Make logging safe/fire-and-forget

Question

Make logging safe/fire-and-forget

Opened this issue 9 years ago · 0 comments

At present, the following happens during write:

Read the file from S3
Append the new content to the end of the old content
Write the file to S3

This means that the write function currently can lose data: two writes happen near enough to each other that one writes while the other is trying to read/append means that one of the two writes will blow the other away.

Thoughts on getting around this:

Locking

There's no intrinsic file locking for S3, so this would be implemented via a sentinel file.
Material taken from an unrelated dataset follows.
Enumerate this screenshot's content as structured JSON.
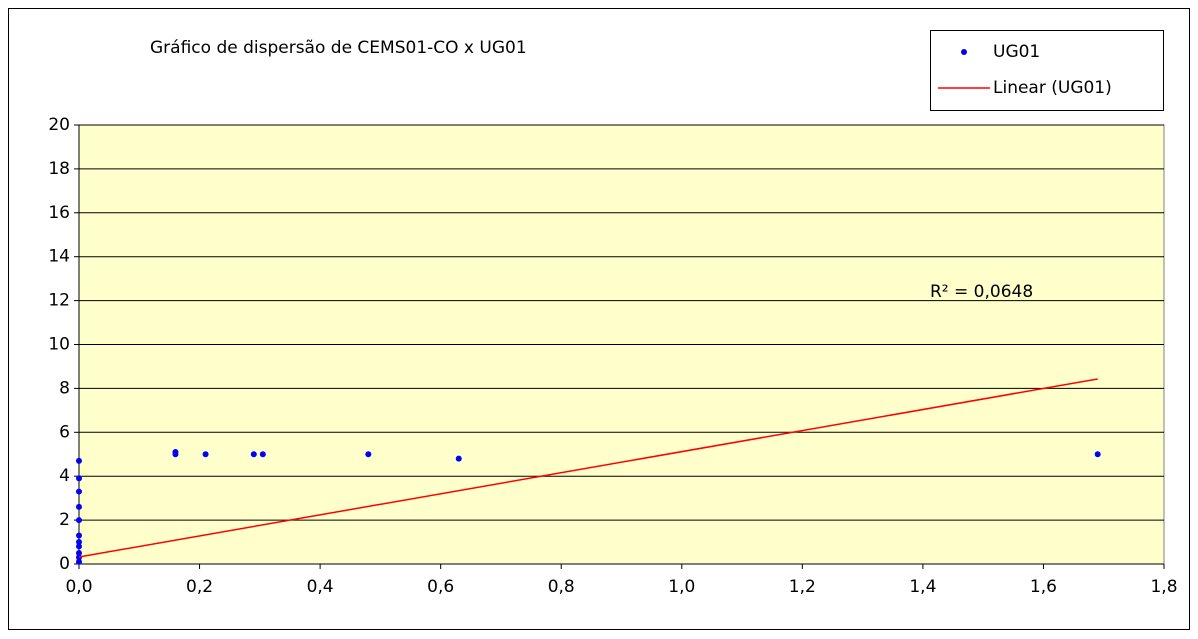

The read/append/write cycle doesn't change, but it does get bookended by checking for a lock file, creating a lock file, and removing a lock file.

Pros:

Relatively easy to implement
A log file is still generally easy to read via either the AWS console, s3fs, what have you

Cons:

Still not totally safe
What is the behavior for .write() when there is a lock present?
How do we handle stale locks?

Log == Collection of Events

Essentially, each time .write() is called, rather than reading and appending, it simply creates a new file ("#{Time.now.to_f}-#{machine id}-#{process id}" or what have you), treating the given path as a directory rather than a file.

Pros:

LOADS safer than the current model
Relatively easy to implement

Cons:

Logs are no longer easy to read via standard tools (console, s3fs, so on)
Basically necessitates the creation of a utility for reading the logs
Are there number-of-file limitations in S3? If not a limitation, does the number of files present increase cost?
While much safer than current, still not totally safe (two processes writing at exactly the same time will cause a collision)